P2P apps’ connection amnesia makes them less fault-tolerant

Peer-to-peer (P2P) applications discover peer devices either using a centralized tracking server (e.g. Syncthing, Dat, BitTorrent) or a “server-less” Distributed Hash Table (DHT). Server-less solutions like DHT are never truly serverless, though. I’ve previously discussed how DHT clients are overly reliant on centralized bootstrapping/introduction servers and how that acts as a single-point-of-failure.

In that earlier article, I argued that DHT-clients should cache their DHT peers between sessions. Those peers aren’t guaranteed to be online the next time your client tries to join the network. However, P2P clients typically make hundreds of connections to the DHT swarm.

This method would reduce clients’ reliance on bootstrapping servers and help maintain the network in the event of an intentional or unintentional service outage. As a bonus, it could speed up the process of rejoining the DHT swarm.

P2P clients that frequently communicate with the same peers in a topic swarm — e.g. for social networks, chat, and file syncing apps — are also needlessly dependent on the peer discovery systems. E.g. your laptop shouldn’t need to rediscover how to connect to your home-PC every time it wants to sync folders between them over Syncthing. P2P apps can simply cache the discovered peer connection information for peers it frequently communicates with.

Don’t get me wrong: peer discovery systems and their bootstrapping servers are needed to facilitate the initial introductions and connections across the internet. However, there’s no need for P2P clients to rediscover the same known peers every time you start the app.

The cached connection information can go stale over time as devices roam between networks. Most operating systems also rotate their IPv6 addresses daily for privacy reasons. It’s enough that one of the peers that want to communicate with another knows the other peer’s current connection details. As a bonus, caching peer connection information can speed up peer reconnects between sessions.

I’ve looked into this aspect of a dozen P2P apps that regularly communicate with the same peers; including Syncthing, Jami (formerly GNU Ring), Resilio Sync (formerly BitTorrent Sync), Dat, Technitium Mesh, RetroShare, git helpers, and others. Only Resilio Sync and RetroShare cache peer connection information between sessions. I’ve raised a proposal for Syncthing to implement this too.

I find it particularly noteworthy that Resilio Sync has implemented peer connection caching. Resilio Sync was formerly developed under the name BitTorrent Sync by BitTorrent Inc before it was spun out as a separate company. It has developed P2P software since and their engineers should know a thing or two about operating peer discovery services and building redundancy into distributed networks.

Out of the above list, Resilio Sync is also the only proprietary client. It has a paid subscription service. The software must work to the greatest extent possible, even during a service outage, or the company will lose paying customers. Caching peer connection details is a simple way to make P2P apps more robust.
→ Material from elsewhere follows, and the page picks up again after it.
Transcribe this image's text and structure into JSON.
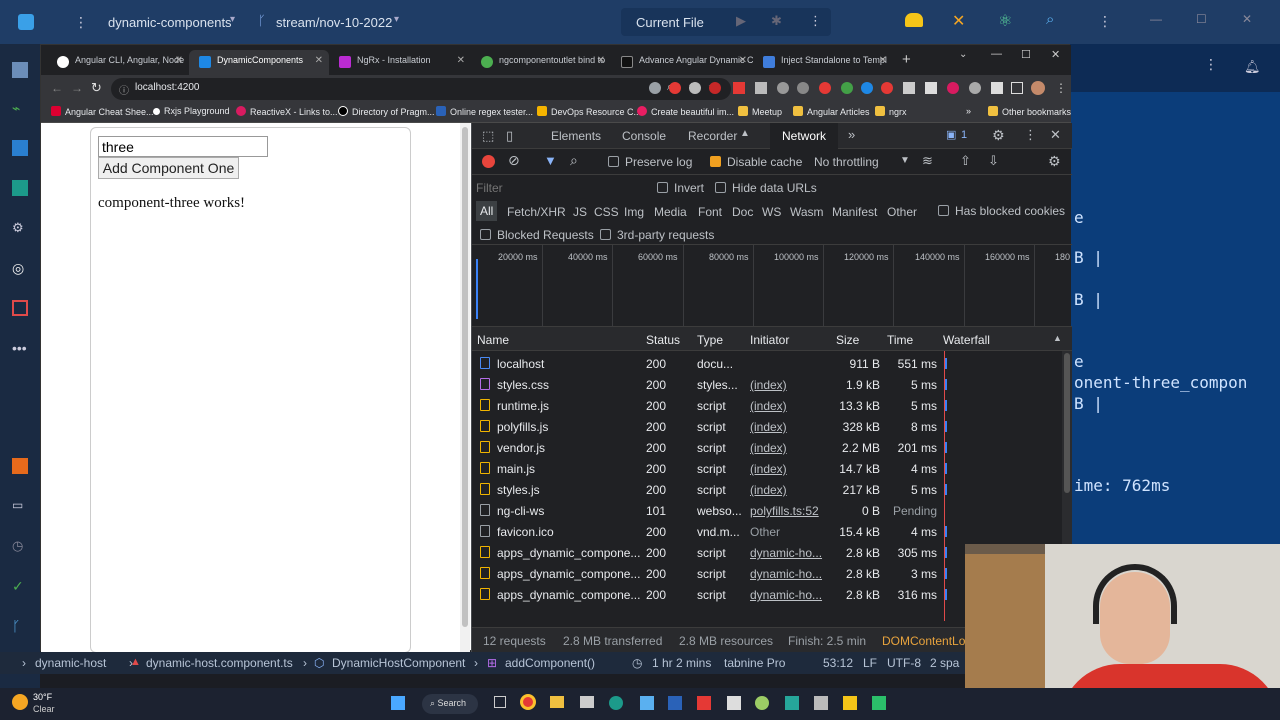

At least for clients that frequently communicate with the same peers.

Developers of P2P applications like file sync, chat, and gossip networks already know that each peer is likely to communicate with the same peers from session to session. It’s a no-brainer to decide to implement peer connection caching. However, these use cases also exist in more general-purpose P2P applications like Dat, Hypercore, IPFS, and BitTorrent. Apps can analyze connection patterns and make decisions to cache certain peers that the client frequently exchanges data with.